The Domino Effect

★★★
theatre review (edinburgh) | Read in About 2 minutes
Published 09 Aug 2014
33331 large
102793 original

It is not every school that can boast a writer-in-residence, especially not if it is an all-girls comprehensive from an impoverished borough of London. But the Mulberry School for Girls is no ordinary institution. Their 2009 production, The Unravelling, won a Fringe First Award – the first state school ever to do so. And their writer in residence is theatrical hotshot Finn Kennedy, the co-artistic director of Tamasha Theatre Company.

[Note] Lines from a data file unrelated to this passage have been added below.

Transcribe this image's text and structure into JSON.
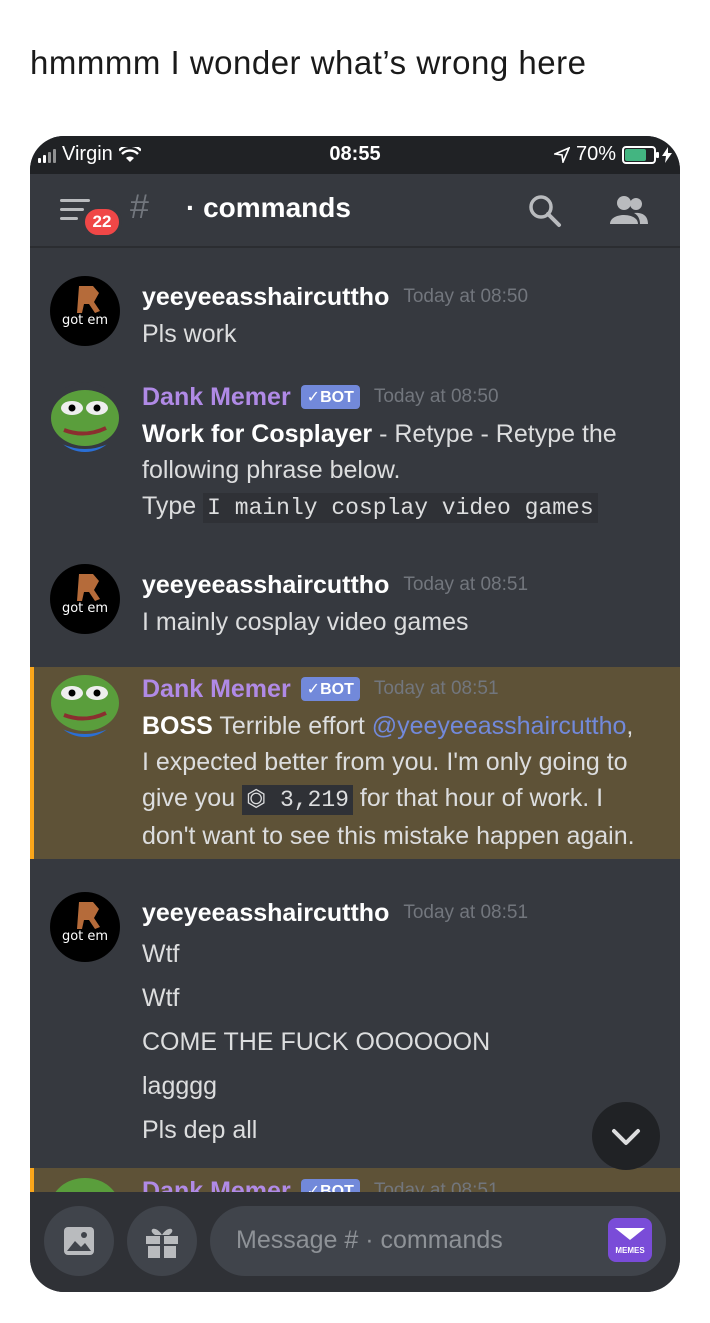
{
  "caption": "hmmmm I wonder what’s wrong here",
  "status_bar": {
    "carrier": "Virgin",
    "time": "08:55",
    "battery": "70%",
    "battery_level": 0.7
  },
  "header": {
    "badge_count": "22",
    "hash": "#",
    "channel_name": "· commands"
  },
  "messages": [
    {
      "username": "yeeyeeasshaircuttho",
      "avatar_text": "got em",
      "timestamp": "Today at 08:50",
      "lines": [
        "Pls work"
      ]
    },
    {
      "username": "Dank Memer",
      "bot_label": "✓BOT",
      "timestamp": "Today at 08:50",
      "line1_bold": "Work for Cosplayer",
      "line1_rest": " - Retype - Retype the",
      "line2": "following phrase below.",
      "line3_prefix": "Type ",
      "line3_code": "I mainly cosplay video games"
    },
    {
      "username": "yeeyeeasshaircuttho",
      "avatar_text": "got em",
      "timestamp": "Today at 08:51",
      "lines": [
        "I mainly cosplay video games"
      ]
    },
    {
      "username": "Dank Memer",
      "bot_label": "✓BOT",
      "timestamp": "Today at 08:51",
      "bold": "BOSS",
      "text1": " Terrible effort ",
      "mention": "@yeeyeeasshaircuttho",
      "text2": ",",
      "line2": "I expected better from you. I'm only going to",
      "line3_prefix": "give you ",
      "amount": "⏣ 3,219",
      "line3_suffix": " for that hour of work. I",
      "line4": "don't want to see this mistake happen again."
    },
    {
      "username": "yeeyeeasshaircuttho",
      "avatar_text": "got em",
      "timestamp": "Today at 08:51",
      "lines": [
        "Wtf",
        "Wtf",
        "COME THE FUCK OOOOOON",
        "lagggg",
        "Pls dep all"
      ]
    },
    {
      "username": "Dank Memer",
      "bot_label": "✓BOT",
      "timestamp": "Today at 08:51"
    }
  ],
  "composer": {
    "placeholder": "Message # · commands",
    "memes_label": "MEMES"
  },
  "icons": [
    "menu-icon",
    "search-icon",
    "members-icon",
    "image-icon",
    "gift-icon",
    "chevron-down-icon",
    "memes-icon"
  ],
  "colors": {
    "background": "#36393f",
    "bot_name": "#b08ae6",
    "highlight": "#5e5237",
    "mention": "#7289da",
    "badge": "#f04747"
  }
}
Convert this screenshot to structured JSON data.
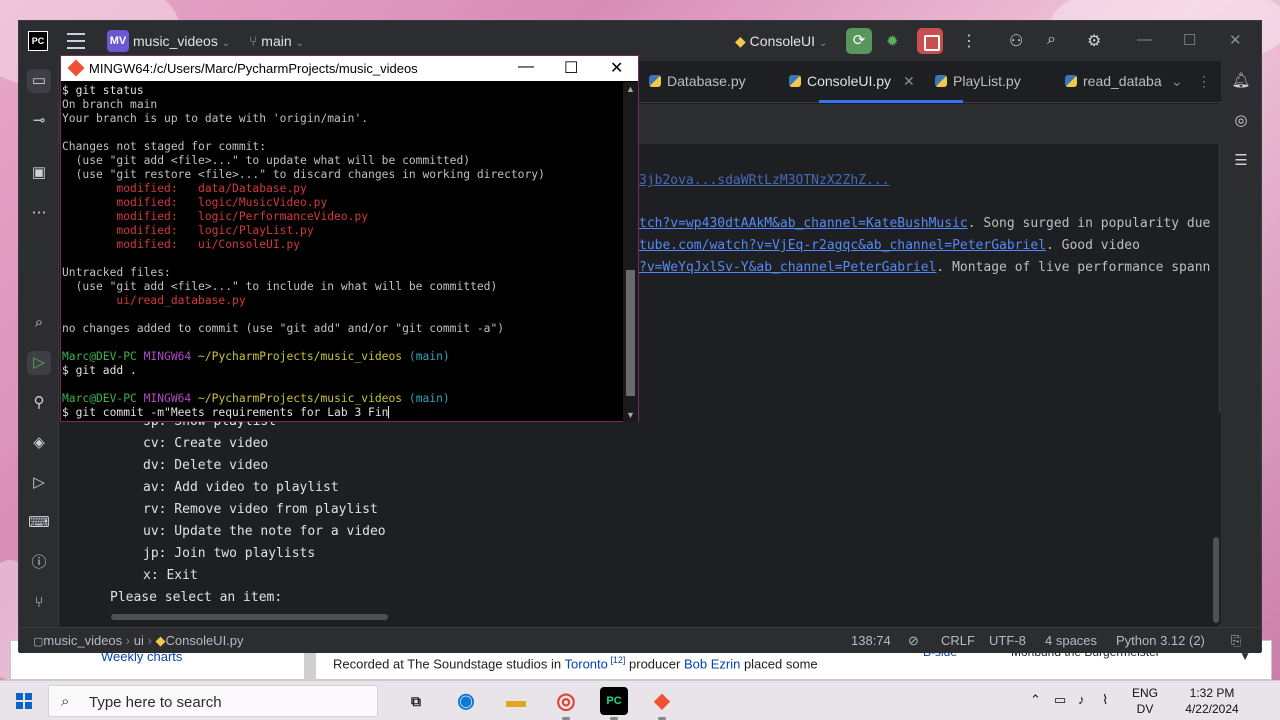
{
  "browser": {
    "weekly_charts": "Weekly charts",
    "recorded_text_1": "Recorded at The Soundstage studios in ",
    "toronto": "Toronto",
    "ref": " [12]",
    "recorded_text_2": " producer ",
    "bob_ezrin": "Bob Ezrin",
    "recorded_text_3": " placed some",
    "bside": "B-side",
    "bside_value": "Moribund the Burgermeister"
  },
  "ide": {
    "logo": "PC",
    "project_badge": "MV",
    "project_name": "music_videos",
    "branch": "main",
    "run_config": "ConsoleUI",
    "tabs": [
      {
        "label": "Database.py"
      },
      {
        "label": "ConsoleUI.py",
        "active": true
      },
      {
        "label": "PlayList.py"
      },
      {
        "label": "read_databa"
      }
    ],
    "editor_lines": [
      {
        "pre": "",
        "url": "3jb2ova...sdaWRtLzM3OTNzX2ZhZ...",
        "post": ""
      },
      {
        "pre": "",
        "url": "tch?v=wp430dtAAkM&ab_channel=KateBushMusic",
        "post": ". Song surged in popularity due"
      },
      {
        "pre": "",
        "url": "tube.com/watch?v=VjEq-r2agqc&ab_channel=PeterGabriel",
        "post": ". Good video"
      },
      {
        "pre": "",
        "url": "?v=WeYqJxlSv-Y&ab_channel=PeterGabriel",
        "post": ". Montage of live performance spann"
      }
    ],
    "console_menu": [
      "sp: Show playlist",
      "cv: Create video",
      "dv: Delete video",
      "av: Add video to playlist",
      "rv: Remove video from playlist",
      "uv: Update the note for a video",
      "jp: Join two playlists",
      "x: Exit"
    ],
    "console_prompt": "Please select an item:",
    "status": {
      "breadcrumb_project": "music_videos",
      "breadcrumb_folder": "ui",
      "breadcrumb_file": "ConsoleUI.py",
      "position": "138:74",
      "line_ending": "CRLF",
      "encoding": "UTF-8",
      "indent": "4 spaces",
      "interpreter": "Python 3.12 (2)"
    }
  },
  "terminal": {
    "title": "MINGW64:/c/Users/Marc/PycharmProjects/music_videos",
    "lines": [
      {
        "segs": [
          {
            "c": "wht",
            "t": "$ git status"
          }
        ]
      },
      {
        "segs": [
          {
            "c": "",
            "t": "On branch main"
          }
        ]
      },
      {
        "segs": [
          {
            "c": "",
            "t": "Your branch is up to date with 'origin/main'."
          }
        ]
      },
      {
        "segs": [
          {
            "c": "",
            "t": ""
          }
        ]
      },
      {
        "segs": [
          {
            "c": "",
            "t": "Changes not staged for commit:"
          }
        ]
      },
      {
        "segs": [
          {
            "c": "",
            "t": "  (use \"git add <file>...\" to update what will be committed)"
          }
        ]
      },
      {
        "segs": [
          {
            "c": "",
            "t": "  (use \"git restore <file>...\" to discard changes in working directory)"
          }
        ]
      },
      {
        "segs": [
          {
            "c": "red",
            "t": "        modified:   data/Database.py"
          }
        ]
      },
      {
        "segs": [
          {
            "c": "red",
            "t": "        modified:   logic/MusicVideo.py"
          }
        ]
      },
      {
        "segs": [
          {
            "c": "red",
            "t": "        modified:   logic/PerformanceVideo.py"
          }
        ]
      },
      {
        "segs": [
          {
            "c": "red",
            "t": "        modified:   logic/PlayList.py"
          }
        ]
      },
      {
        "segs": [
          {
            "c": "red",
            "t": "        modified:   ui/ConsoleUI.py"
          }
        ]
      },
      {
        "segs": [
          {
            "c": "",
            "t": ""
          }
        ]
      },
      {
        "segs": [
          {
            "c": "",
            "t": "Untracked files:"
          }
        ]
      },
      {
        "segs": [
          {
            "c": "",
            "t": "  (use \"git add <file>...\" to include in what will be committed)"
          }
        ]
      },
      {
        "segs": [
          {
            "c": "red",
            "t": "        ui/read_database.py"
          }
        ]
      },
      {
        "segs": [
          {
            "c": "",
            "t": ""
          }
        ]
      },
      {
        "segs": [
          {
            "c": "",
            "t": "no changes added to commit (use \"git add\" and/or \"git commit -a\")"
          }
        ]
      },
      {
        "segs": [
          {
            "c": "",
            "t": ""
          }
        ]
      },
      {
        "segs": [
          {
            "c": "grn",
            "t": "Marc@DEV-PC "
          },
          {
            "c": "mag",
            "t": "MINGW64 "
          },
          {
            "c": "yel",
            "t": "~/PycharmProjects/music_videos "
          },
          {
            "c": "cyn",
            "t": "(main)"
          }
        ]
      },
      {
        "segs": [
          {
            "c": "wht",
            "t": "$ git add ."
          }
        ]
      },
      {
        "segs": [
          {
            "c": "",
            "t": ""
          }
        ]
      },
      {
        "segs": [
          {
            "c": "grn",
            "t": "Marc@DEV-PC "
          },
          {
            "c": "mag",
            "t": "MINGW64 "
          },
          {
            "c": "yel",
            "t": "~/PycharmProjects/music_videos "
          },
          {
            "c": "cyn",
            "t": "(main)"
          }
        ]
      },
      {
        "segs": [
          {
            "c": "wht",
            "t": "$ git commit -m\"Meets requirements for Lab 3 Fin"
          }
        ],
        "cursor": true
      }
    ]
  },
  "taskbar": {
    "search_placeholder": "Type here to search",
    "lang_top": "ENG",
    "lang_bottom": "DV",
    "time": "1:32 PM",
    "date": "4/22/2024"
  },
  "colors": {
    "accent": "#3574f0",
    "run_green": "#57965c",
    "stop_red": "#c94f4f",
    "terminal_red": "#d23a3a",
    "terminal_green": "#39b54a"
  }
}
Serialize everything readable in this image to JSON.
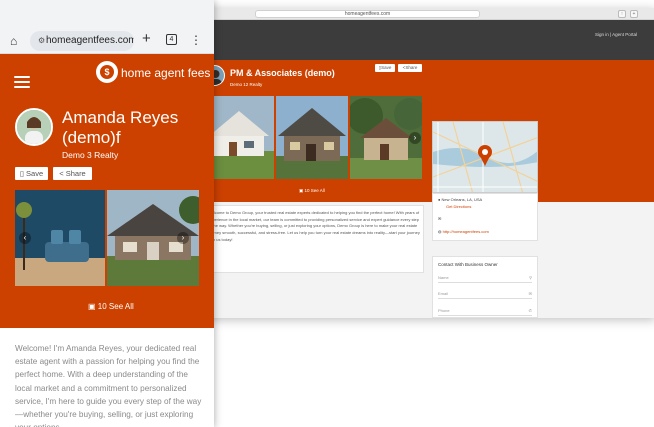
{
  "desktop": {
    "url": "homeagentfees.com",
    "header": {
      "signin": "Sign in | Agent Portal"
    },
    "profile": {
      "name": "PM & Associates (demo)",
      "realty": "Demo 12 Realty",
      "save_label": "Save",
      "share_label": "Share"
    },
    "gallery": {
      "see_all": "10 See All"
    },
    "description": "Welcome to Demo Group, your trusted real estate experts dedicated to helping you find the perfect home! With years of experience in the local market, our team is committed to providing personalized service and expert guidance every step of the way. Whether you're buying, selling, or just exploring your options, Demo Group is here to make your real estate journey smooth, successful, and stress-free. Let us help you turn your real estate dreams into reality—start your journey with us today!",
    "info": {
      "location": "New Orleans, LA, USA",
      "directions": "Get Directions",
      "website": "http://homeagentfees.com"
    },
    "contact": {
      "title": "Contact With Business Owner",
      "name_placeholder": "Name",
      "email_placeholder": "Email",
      "phone_placeholder": "Phone"
    }
  },
  "mobile": {
    "url": "homeagentfees.com/list",
    "tab_count": "4",
    "brand": "home agent fees",
    "profile": {
      "name": "Amanda Reyes (demo)f",
      "realty": "Demo 3 Realty",
      "save_label": "Save",
      "share_label": "Share"
    },
    "gallery": {
      "see_all": "10 See All"
    },
    "description": "Welcome! I'm Amanda Reyes, your dedicated real estate agent with a passion for helping you find the perfect home. With a deep understanding of the local market and a commitment to personalized service, I'm here to guide you every step of the way—whether you're buying, selling, or just exploring your options."
  },
  "colors": {
    "brand_orange": "#cc4100",
    "header_dark": "#3c3c3c"
  }
}
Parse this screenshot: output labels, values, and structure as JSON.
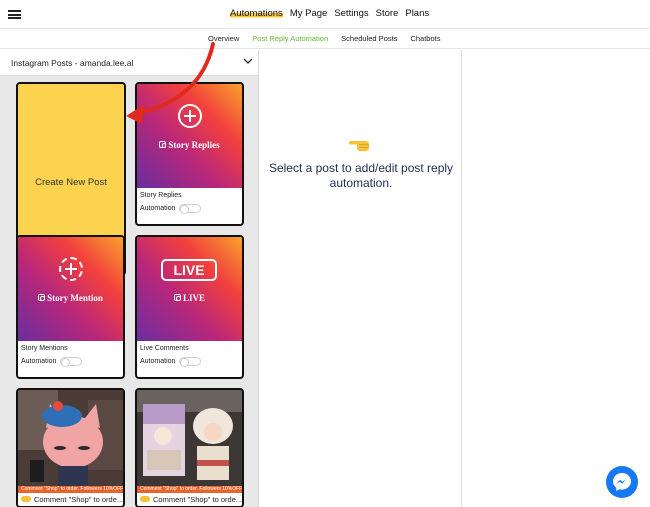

For the want of a nail a kingdom was lost, or at least so goes the old adage, but what of the other way round? Can the discovery of something small, something tiny —a domino piece, for example—cause a crippled butcher to find music, an alcoholic to find a job, a silent child to find a family? This is the restorative vision of The Domino Effect, a modern fairy tale as rooted in the streets of Tower Hamlets as is its young cast.

The idealism of the form, the hope of a happily ever after, that all shall be well and all manner of things shall be well, is peculiarly affecting as realised through Finn Kennedy's exquisite writing and the acting of a very youthful cast of non-professionals. The delivery of lines never falters, intricate choreography is carried out with grace. And while one never loses sight of the fact that the young actresses are an amateur troupe, it is moving to see them work together in such perfect harmony and trust.